Torrential rains — the heaviest in a decade — pounded southern states Tamil Nadu and Andhra Pradesh over the week and are continuing. The region is getting the “northeast monsoon” or winter monsoon, a rain-bearing system that mainly drenches the south.
A government statement said 34,000 people in Tamil Nadu and Andhra have been moved to safer locations and 70 have died.
“I don’t think there is any climate-change denial now. There is general agreement after the UN’s assessment report 5, which has increased confidence in what’s happening. This is borne out by Indian scientists, too,” Rathore said.
Rainfall spikes have had devastating effects in thickly populated and hilly areas, prompting another weather expert to call for weather-safe cities. The government should factor in “meteorological inputs in the planning and governance of so-called smart cities”, Ajit Tyagi, India’s permanent representative to the World Meteoroglogical Organisation, said.

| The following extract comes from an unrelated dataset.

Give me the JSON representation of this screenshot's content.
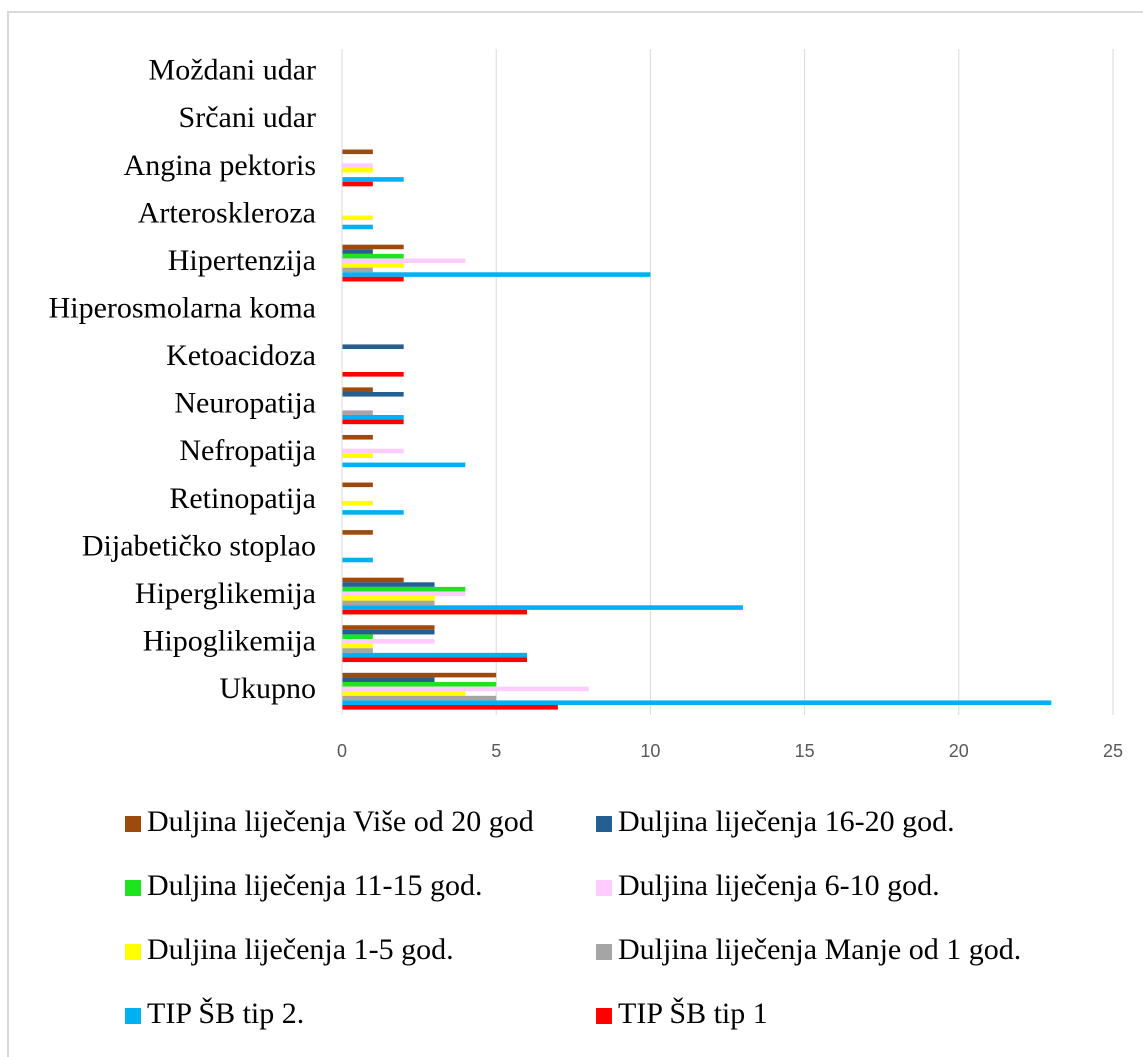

This April, unseasonal hailstorms followed by drought ruined crops in five states. In 2013, swollen rivers barreled down hilly villages in Uttarakhand, killing an estimated 1,000 people. In 2005, catastrophic flooding swamped Mumbai, killing at least 5,000 people across Maharashtra. A back-to-back drought this year has shrivelled crops, causing retail food prices to jump 5.25% in October.
Rathore said recent Indian research by climatologists shows extreme weather events increasing.
One such study, by R Krishnan, a top climatologist at the Indian Institute of Tropical Meteorology, points to a “significant rise” in monsoon breaks, or pauses during a rainy season, followed by spikes.
“Although the frequency of extreme rainfall events has increased in certain parts of the country, it is the decreasing trend in moderate-to-heavy monsoon rainfall events that poses an enormous long-term concern for one of the most densely populated regions of the world that heavily depends on monsoonal rains,” the authors, including Krishnan, wrote in the journal Climate Dynamics.
This year, the Met had predicted a scanty summer monsoon (14% deficient) but a heavier-than-normal OctoberDecember winter monsoon in the south. One of the reasons for Chennai’s heavy rains is the ongoing El Nino weather pattern, which causes dry summers but wetter winters.